Dad was a boy sailor – in his day the choice was either HMS Ganges, or off to prison. He chose Ganges, and from there he went on to serve in the Royal Navy during World War Two. I think about the frightening times he must have experienced as his ships were sunk from under him. Of the men, and women he served with. (Dad spent some time onboard a Russian Ship, running the blockades with them, and he spoke of the brave Russian women, who sailed alongside the men). He was there at Dunkirk, as family legend has it that Dad unwitted a German who tried to capture him.

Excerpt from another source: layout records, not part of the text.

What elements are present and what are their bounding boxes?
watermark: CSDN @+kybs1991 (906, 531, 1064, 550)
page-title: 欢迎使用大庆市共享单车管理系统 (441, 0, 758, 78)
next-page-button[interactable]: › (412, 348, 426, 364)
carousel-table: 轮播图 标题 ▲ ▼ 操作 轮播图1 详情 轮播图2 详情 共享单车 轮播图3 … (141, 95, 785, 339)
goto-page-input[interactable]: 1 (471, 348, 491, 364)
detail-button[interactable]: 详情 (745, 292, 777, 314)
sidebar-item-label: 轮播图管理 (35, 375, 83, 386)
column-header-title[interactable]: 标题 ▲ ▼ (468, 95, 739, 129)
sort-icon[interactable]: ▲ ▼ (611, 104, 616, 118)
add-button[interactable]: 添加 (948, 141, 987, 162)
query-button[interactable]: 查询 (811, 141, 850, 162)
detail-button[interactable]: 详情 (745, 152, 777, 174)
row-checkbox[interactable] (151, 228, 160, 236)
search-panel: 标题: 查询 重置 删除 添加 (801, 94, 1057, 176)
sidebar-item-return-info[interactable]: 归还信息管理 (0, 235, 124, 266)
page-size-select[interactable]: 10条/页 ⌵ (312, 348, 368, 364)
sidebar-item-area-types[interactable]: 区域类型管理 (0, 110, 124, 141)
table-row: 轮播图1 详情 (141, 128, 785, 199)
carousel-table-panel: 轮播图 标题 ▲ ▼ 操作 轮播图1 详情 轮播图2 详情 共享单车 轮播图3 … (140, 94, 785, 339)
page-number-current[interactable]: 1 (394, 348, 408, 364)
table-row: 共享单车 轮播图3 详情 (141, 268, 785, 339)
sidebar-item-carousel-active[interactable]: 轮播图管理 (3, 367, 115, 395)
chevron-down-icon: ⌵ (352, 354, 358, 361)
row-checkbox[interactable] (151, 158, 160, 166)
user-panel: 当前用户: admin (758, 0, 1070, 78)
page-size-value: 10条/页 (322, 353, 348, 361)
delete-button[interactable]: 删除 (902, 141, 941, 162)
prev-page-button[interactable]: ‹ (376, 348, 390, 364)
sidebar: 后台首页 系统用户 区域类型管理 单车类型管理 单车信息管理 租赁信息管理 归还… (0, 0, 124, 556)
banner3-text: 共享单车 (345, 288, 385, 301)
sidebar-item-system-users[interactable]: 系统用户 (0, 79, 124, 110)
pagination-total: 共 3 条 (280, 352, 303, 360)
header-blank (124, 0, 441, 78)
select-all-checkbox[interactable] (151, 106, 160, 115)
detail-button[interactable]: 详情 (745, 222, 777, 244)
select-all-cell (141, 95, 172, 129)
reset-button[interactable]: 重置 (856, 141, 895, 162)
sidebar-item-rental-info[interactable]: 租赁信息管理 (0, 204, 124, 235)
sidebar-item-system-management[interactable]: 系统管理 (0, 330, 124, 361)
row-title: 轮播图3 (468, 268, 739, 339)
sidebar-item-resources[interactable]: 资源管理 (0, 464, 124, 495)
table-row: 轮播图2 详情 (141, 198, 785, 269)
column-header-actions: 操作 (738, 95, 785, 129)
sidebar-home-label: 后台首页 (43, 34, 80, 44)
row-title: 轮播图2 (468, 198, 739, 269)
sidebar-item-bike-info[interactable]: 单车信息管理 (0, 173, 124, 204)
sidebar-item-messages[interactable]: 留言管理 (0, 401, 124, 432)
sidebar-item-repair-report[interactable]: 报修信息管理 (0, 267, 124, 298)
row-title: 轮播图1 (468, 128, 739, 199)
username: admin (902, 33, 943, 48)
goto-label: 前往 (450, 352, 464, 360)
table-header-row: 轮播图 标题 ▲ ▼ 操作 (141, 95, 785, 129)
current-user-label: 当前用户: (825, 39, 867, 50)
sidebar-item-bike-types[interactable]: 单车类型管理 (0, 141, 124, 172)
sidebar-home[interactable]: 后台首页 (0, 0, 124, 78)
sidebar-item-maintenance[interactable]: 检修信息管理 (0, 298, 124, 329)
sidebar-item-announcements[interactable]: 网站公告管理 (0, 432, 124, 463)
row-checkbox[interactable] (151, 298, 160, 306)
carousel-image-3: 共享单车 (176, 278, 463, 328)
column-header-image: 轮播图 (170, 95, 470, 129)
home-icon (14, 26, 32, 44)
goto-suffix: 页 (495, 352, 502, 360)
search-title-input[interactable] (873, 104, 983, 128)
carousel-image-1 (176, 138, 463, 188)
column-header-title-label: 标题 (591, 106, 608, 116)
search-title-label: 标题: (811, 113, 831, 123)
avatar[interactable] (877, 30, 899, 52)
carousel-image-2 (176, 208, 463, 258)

But Dad didn’t speak of the War to me, he kept it, as with most men of his generation, private. The day my Mother died, he spoke, as he got very drunk, of meeting my Mum on the buses in wartime England. This was the most he had ever opened up. Even during the worst days of my Mum’s fight against bowel cancer, he was there for her. After years of fighting and arguing, it was as if my Mum’s illness had brought them together at last.

My Mum. She left school at seven. That was how it was; and for the rest of her life; she valued an education and saw it as the way forward for all her children – all five of us. She saw the war in Britain, was at one point in the Auxiliary Territorial Service, and a bus conductoress too. A very private woman, she kept her feelings to herself, and soldiered on with that stiff upper lip that the British are famous for.

I love both of them dearly, and miss them so very much. And I wonder what they would think of my life. Neither of them met my son, my Mum didn’t even meet my partner. My Dad did and for this I am grateful for. I have a photo taken of me, my Dad and my partner, the last Xmas my Dad lived through, and my son now has this photo in his room. And I always talk about my parents to my son, so that he too will have some of my memories of them to pass on. The tall tales of outrageous behaviour which my Dad excelled at, and stories of my Mum’s quiet wisdom. This is my gift to him, at this time of the year, memories the most precious gift of all.